Johannes Grillari follows Heinz Redl


At the Ludwig Boltzmann Institute for Experimental and Clinical Traumatology (LBI Trauma), central trauma research institution of the AUVA, research is all about improving patient care following traumatic injuries. Whether it is about hemostasis after severe trauma, the development of new diagnostic tool or regeneration of damaged tissue – discoveries made here are finding their way into trauma clinics in Austria and worldwide.

BOKU and LBI Trauma have collaborated in many projects over the years. Both institutions are members of the Platform for Advanced Cellular Therapies (PACT) and the Austrian Cluster for Tissue Regeneration – practicing the motto “Art is I, Science is we”, a quote by Claude Bernard that can be found at the entrance to the LBI Trauma. Now there is one more connection: after 20 years as head of LBI Trauma, Heinz Redl stepped down from this position, to which Johannes Grillari was now appointed, and took over beginning of April. Johannes Grillari is already in charge of the Christian Doppler Laboratory for Aging Research at the Department of Biotechnology (DBT) at the BOKU, where he also acts as an associate professor since 2010.

With more than 550 publications and 26.000 citations, numerous awards and the EU chairmanship of the Tissue Engineering and Regenerative Medicine International Society, Redl has set the bar high for his successor. Johannes Grillari is well prepared to follow in his footsteps. He already plays a leading role in the field of extracellular vesicles, which recently drew great attention due to their role in cell-cell communication. In 2010, Grillari and his team were the first to discover the role of circulating miRNAs for the prognosis of age-associated diseases.
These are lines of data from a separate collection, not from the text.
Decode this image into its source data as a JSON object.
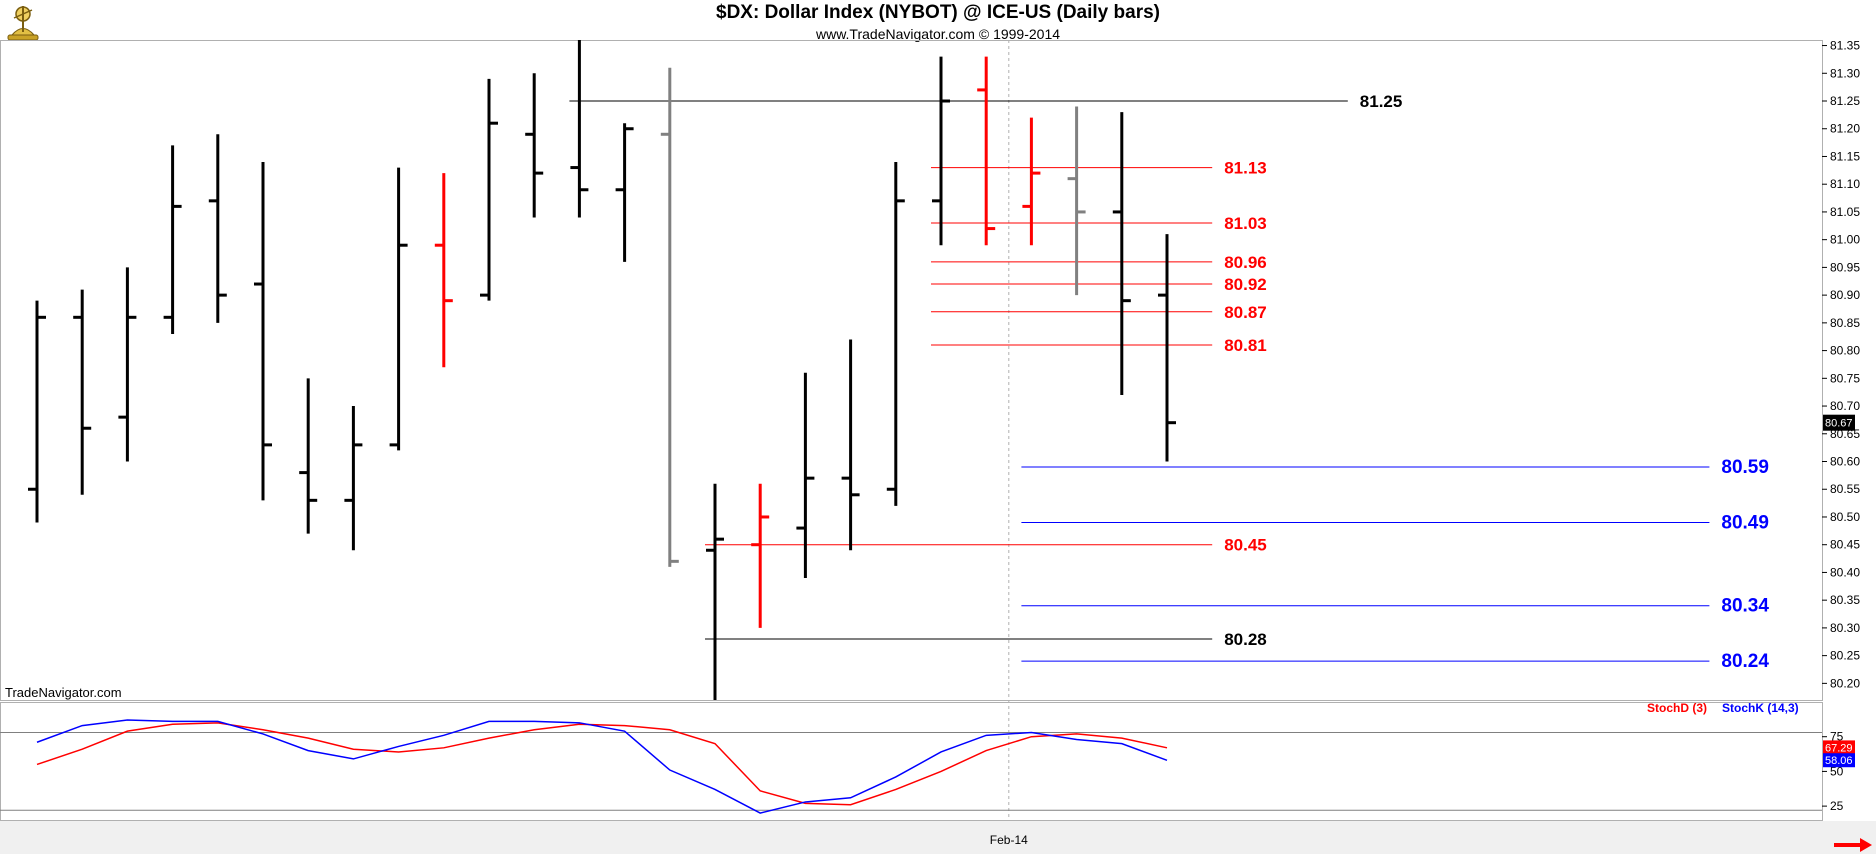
{
  "header": {
    "title": "$DX:  Dollar Index (NYBOT) @ ICE-US  (Daily bars)",
    "subtitle": "www.TradeNavigator.com © 1999-2014",
    "watermark": "TradeNavigator.com"
  },
  "colors": {
    "up": "#000000",
    "down": "#ff0000",
    "neutral": "#808080",
    "blue": "#0000ff",
    "grid": "#c8c8c8"
  },
  "chart_data": [
    {
      "type": "ohlc",
      "title": "$DX:  Dollar Index (NYBOT) @ ICE-US  (Daily bars)",
      "ylim": [
        80.17,
        81.36
      ],
      "yticks": [
        80.2,
        80.25,
        80.3,
        80.35,
        80.4,
        80.45,
        80.5,
        80.55,
        80.6,
        80.65,
        80.7,
        80.75,
        80.8,
        80.85,
        80.9,
        80.95,
        81.0,
        81.05,
        81.1,
        81.15,
        81.2,
        81.25,
        81.3,
        81.35
      ],
      "ytick_labels": [
        "80.20",
        "80.25",
        "80.30",
        "80.35",
        "80.40",
        "80.45",
        "80.50",
        "80.55",
        "80.60",
        "80.65",
        "80.70",
        "80.75",
        "80.80",
        "80.85",
        "80.90",
        "80.95",
        "81.00",
        "81.05",
        "81.10",
        "81.15",
        "81.20",
        "81.25",
        "81.30",
        "81.35"
      ],
      "x_tick": {
        "label": "Feb-14",
        "bar_index": 21.5
      },
      "last_price_label": "80.67",
      "bars": [
        {
          "o": 80.55,
          "h": 80.89,
          "l": 80.49,
          "c": 80.86,
          "color": "up"
        },
        {
          "o": 80.86,
          "h": 80.91,
          "l": 80.54,
          "c": 80.66,
          "color": "up"
        },
        {
          "o": 80.68,
          "h": 80.95,
          "l": 80.6,
          "c": 80.86,
          "color": "up"
        },
        {
          "o": 80.86,
          "h": 81.17,
          "l": 80.83,
          "c": 81.06,
          "color": "up"
        },
        {
          "o": 81.07,
          "h": 81.19,
          "l": 80.85,
          "c": 80.9,
          "color": "up"
        },
        {
          "o": 80.92,
          "h": 81.14,
          "l": 80.53,
          "c": 80.63,
          "color": "up"
        },
        {
          "o": 80.58,
          "h": 80.75,
          "l": 80.47,
          "c": 80.53,
          "color": "up"
        },
        {
          "o": 80.53,
          "h": 80.7,
          "l": 80.44,
          "c": 80.63,
          "color": "up"
        },
        {
          "o": 80.63,
          "h": 81.13,
          "l": 80.62,
          "c": 80.99,
          "color": "up"
        },
        {
          "o": 80.99,
          "h": 81.12,
          "l": 80.77,
          "c": 80.89,
          "color": "down"
        },
        {
          "o": 80.9,
          "h": 81.29,
          "l": 80.89,
          "c": 81.21,
          "color": "up"
        },
        {
          "o": 81.19,
          "h": 81.3,
          "l": 81.04,
          "c": 81.12,
          "color": "up"
        },
        {
          "o": 81.13,
          "h": 81.36,
          "l": 81.04,
          "c": 81.09,
          "color": "up"
        },
        {
          "o": 81.09,
          "h": 81.21,
          "l": 80.96,
          "c": 81.2,
          "color": "up"
        },
        {
          "o": 81.19,
          "h": 81.31,
          "l": 80.41,
          "c": 80.42,
          "color": "neutral"
        },
        {
          "o": 80.44,
          "h": 80.56,
          "l": 80.17,
          "c": 80.46,
          "color": "up"
        },
        {
          "o": 80.45,
          "h": 80.56,
          "l": 80.3,
          "c": 80.5,
          "color": "down"
        },
        {
          "o": 80.48,
          "h": 80.76,
          "l": 80.39,
          "c": 80.57,
          "color": "up"
        },
        {
          "o": 80.57,
          "h": 80.82,
          "l": 80.44,
          "c": 80.54,
          "color": "up"
        },
        {
          "o": 80.55,
          "h": 81.14,
          "l": 80.52,
          "c": 81.07,
          "color": "up"
        },
        {
          "o": 81.07,
          "h": 81.33,
          "l": 80.99,
          "c": 81.25,
          "color": "up"
        },
        {
          "o": 81.27,
          "h": 81.33,
          "l": 80.99,
          "c": 81.02,
          "color": "down"
        },
        {
          "o": 81.06,
          "h": 81.22,
          "l": 80.99,
          "c": 81.12,
          "color": "down"
        },
        {
          "o": 81.11,
          "h": 81.24,
          "l": 80.9,
          "c": 81.05,
          "color": "neutral"
        },
        {
          "o": 81.05,
          "h": 81.23,
          "l": 80.72,
          "c": 80.89,
          "color": "up"
        },
        {
          "o": 80.9,
          "h": 81.01,
          "l": 80.6,
          "c": 80.67,
          "color": "up"
        }
      ],
      "levels": [
        {
          "value": 81.25,
          "label": "81.25",
          "color": "up",
          "from_bar": 12.0,
          "to_bar": 29.0
        },
        {
          "value": 81.13,
          "label": "81.13",
          "color": "down",
          "from_bar": 20.0,
          "to_bar": 26.0
        },
        {
          "value": 81.03,
          "label": "81.03",
          "color": "down",
          "from_bar": 20.0,
          "to_bar": 26.0
        },
        {
          "value": 80.96,
          "label": "80.96",
          "color": "down",
          "from_bar": 20.0,
          "to_bar": 26.0
        },
        {
          "value": 80.92,
          "label": "80.92",
          "color": "down",
          "from_bar": 20.0,
          "to_bar": 26.0
        },
        {
          "value": 80.87,
          "label": "80.87",
          "color": "down",
          "from_bar": 20.0,
          "to_bar": 26.0
        },
        {
          "value": 80.81,
          "label": "80.81",
          "color": "down",
          "from_bar": 20.0,
          "to_bar": 26.0
        },
        {
          "value": 80.45,
          "label": "80.45",
          "color": "down",
          "from_bar": 15.0,
          "to_bar": 26.0
        },
        {
          "value": 80.28,
          "label": "80.28",
          "color": "up",
          "from_bar": 15.0,
          "to_bar": 26.0
        },
        {
          "value": 80.59,
          "label": "80.59",
          "color": "blue",
          "from_bar": 22.0,
          "to_bar": 37.0
        },
        {
          "value": 80.49,
          "label": "80.49",
          "color": "blue",
          "from_bar": 22.0,
          "to_bar": 37.0
        },
        {
          "value": 80.34,
          "label": "80.34",
          "color": "blue",
          "from_bar": 22.0,
          "to_bar": 37.0
        },
        {
          "value": 80.24,
          "label": "80.24",
          "color": "blue",
          "from_bar": 22.0,
          "to_bar": 37.0
        }
      ]
    },
    {
      "type": "line",
      "ylim": [
        15,
        100
      ],
      "yticks": [
        25,
        50,
        75
      ],
      "ytick_labels": [
        "25",
        "50",
        "75"
      ],
      "reference_lines": [
        78,
        22
      ],
      "legend": [
        {
          "name": "StochD (3)",
          "color": "down"
        },
        {
          "name": "StochK (14,3)",
          "color": "blue"
        }
      ],
      "last_values": [
        {
          "label": "67.29",
          "color": "down",
          "value": 67.29
        },
        {
          "label": "58.06",
          "color": "blue",
          "value": 58.06
        }
      ],
      "series": [
        {
          "name": "StochD (3)",
          "color": "down",
          "values": [
            55,
            66,
            79,
            84,
            85,
            80,
            74,
            66,
            64,
            67,
            74,
            80,
            84,
            83,
            80,
            70,
            36,
            27,
            26,
            37,
            50,
            65,
            75,
            77,
            74,
            67
          ]
        },
        {
          "name": "StochK (14,3)",
          "color": "blue",
          "values": [
            71,
            83,
            87,
            86,
            86,
            77,
            65,
            59,
            68,
            76,
            86,
            86,
            85,
            79,
            51,
            37,
            20,
            28,
            31,
            46,
            64,
            76,
            78,
            73,
            70,
            58
          ]
        }
      ]
    }
  ]
}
Grillari has cooperated with the LBI Trauma in numerous projects, such as determining the role of miRNAs in stem cell based therapies or extracorporeal shockwave treatment. The first joint publication already took place in 2009 and described the development of an immortalized cell line from adipose-derived stromal/stem cells. Today the cell line serves as a model system in many laboratories. In the future it could also be used for the production of extracellular vesicles for the treatment of various diseases.

There is another quote at the door to the LBI trauma office: “Who wants to discover truly new thing, cannot be crazy enough. (Niels Bohr)” Unconventional approaches such as silk-made ligaments or nature-derived biocompatible glues demonstrate that scientists at the LBI Trauma embrace this mindset. Johannes Grillari has already proven that he can be just as crazy, most noticeably when, together with his wife Regina Grillari – also an internationally renowned scientist at the DBT and BOKU and currently working at Evercyte GmbH, a company she co-founded – they established the use of urine as source for induced pluripotent stem cells. This non-invasive method could become a new standard of gaining cells for tissue regeneration and implant generation.